Wednesday, October 27, 2010

Tales from the DVR - Luther

I'm an unrepentant Anglophile, especially when it comes to TV, so I was predisposed to like the new detective drama that premiered this week on BBC America. The best TV series in the procedural/detective genre have come from the BBC -- Cracker and Touching Evil are probably my all-time favorites, but there are literally too many to mention. They just seem better-crafted, more compelling, more unpredictable than the flavor you get from American TV.


Luther, starring Idris Elba (The Wire), is no exception. The premier starts off in media res, with murder detective John Luther on the heels of a serial killer who buries little girls alive. Within a few minutes, a child is saved and the killer is in a coma, and you know as much as you need to know about Luther without any doddering backstory and wanky "character" development.  

Elba is brilliant. He's one of those rare actors who really inhabits a character, so much so that you can see his thoughts played out on his face, you can watch his mind like a clockwork animation stripped bare. The scene where his estranged wife admits that's she's found someone new is just beautifully acted, and Elba and Indira Varma seem like a genuine couple in the midst of a  messy, lost, heartbreaking relationship.

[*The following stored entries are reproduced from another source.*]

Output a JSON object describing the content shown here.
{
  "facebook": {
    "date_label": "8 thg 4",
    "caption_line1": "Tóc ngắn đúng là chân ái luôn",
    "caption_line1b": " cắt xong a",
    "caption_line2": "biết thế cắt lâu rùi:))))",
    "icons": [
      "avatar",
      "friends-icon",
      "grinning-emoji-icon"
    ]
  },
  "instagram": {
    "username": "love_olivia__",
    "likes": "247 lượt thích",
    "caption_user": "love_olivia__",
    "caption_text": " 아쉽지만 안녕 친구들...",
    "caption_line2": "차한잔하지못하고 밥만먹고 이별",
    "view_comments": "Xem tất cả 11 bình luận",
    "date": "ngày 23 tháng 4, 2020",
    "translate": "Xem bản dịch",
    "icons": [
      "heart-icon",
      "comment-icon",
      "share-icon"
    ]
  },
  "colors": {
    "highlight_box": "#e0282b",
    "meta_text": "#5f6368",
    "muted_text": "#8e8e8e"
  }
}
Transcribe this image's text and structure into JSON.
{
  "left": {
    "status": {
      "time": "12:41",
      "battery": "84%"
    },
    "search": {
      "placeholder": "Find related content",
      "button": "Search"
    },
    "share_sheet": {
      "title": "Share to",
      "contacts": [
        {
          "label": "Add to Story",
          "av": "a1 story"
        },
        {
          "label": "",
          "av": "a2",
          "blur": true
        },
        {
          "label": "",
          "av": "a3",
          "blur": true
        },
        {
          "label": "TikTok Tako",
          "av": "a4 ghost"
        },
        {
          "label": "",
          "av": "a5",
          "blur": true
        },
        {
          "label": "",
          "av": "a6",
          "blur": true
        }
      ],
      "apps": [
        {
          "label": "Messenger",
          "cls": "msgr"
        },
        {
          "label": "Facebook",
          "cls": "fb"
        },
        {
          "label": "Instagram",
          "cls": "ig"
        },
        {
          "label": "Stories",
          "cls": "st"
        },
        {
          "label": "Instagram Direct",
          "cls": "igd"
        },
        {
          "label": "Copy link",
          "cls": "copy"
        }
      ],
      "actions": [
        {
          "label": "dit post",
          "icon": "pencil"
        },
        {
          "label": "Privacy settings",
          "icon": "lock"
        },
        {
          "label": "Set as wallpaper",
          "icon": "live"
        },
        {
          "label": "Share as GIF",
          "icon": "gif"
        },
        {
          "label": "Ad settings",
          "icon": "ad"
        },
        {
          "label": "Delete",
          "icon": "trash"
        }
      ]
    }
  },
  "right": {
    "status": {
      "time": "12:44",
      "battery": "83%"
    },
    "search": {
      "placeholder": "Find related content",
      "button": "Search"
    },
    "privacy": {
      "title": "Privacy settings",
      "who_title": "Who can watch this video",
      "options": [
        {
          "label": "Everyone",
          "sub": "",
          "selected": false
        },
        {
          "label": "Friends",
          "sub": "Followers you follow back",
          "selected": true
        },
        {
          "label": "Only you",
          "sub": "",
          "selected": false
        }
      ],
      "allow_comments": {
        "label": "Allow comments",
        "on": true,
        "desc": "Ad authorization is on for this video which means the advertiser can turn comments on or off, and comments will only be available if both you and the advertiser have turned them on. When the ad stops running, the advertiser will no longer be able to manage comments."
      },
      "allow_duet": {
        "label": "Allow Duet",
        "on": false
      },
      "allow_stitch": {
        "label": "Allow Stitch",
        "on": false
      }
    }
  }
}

The plot is the first installment in what looks to be a large story arc that will cover the 6-episode first series. Luther knows whodunnit almost immediately, the problem is there's nothing he can do about it. We are left with a wonderfully cold adversary in Alice Morgan (Ruth Wilson), who promises to be both cat and mouse.  I don't know where it's going, which is a good thing, and for someone who reads as watches as much detective fiction as I do, relatively rare.  Definitely one of the best things on TV right now.  Watch it.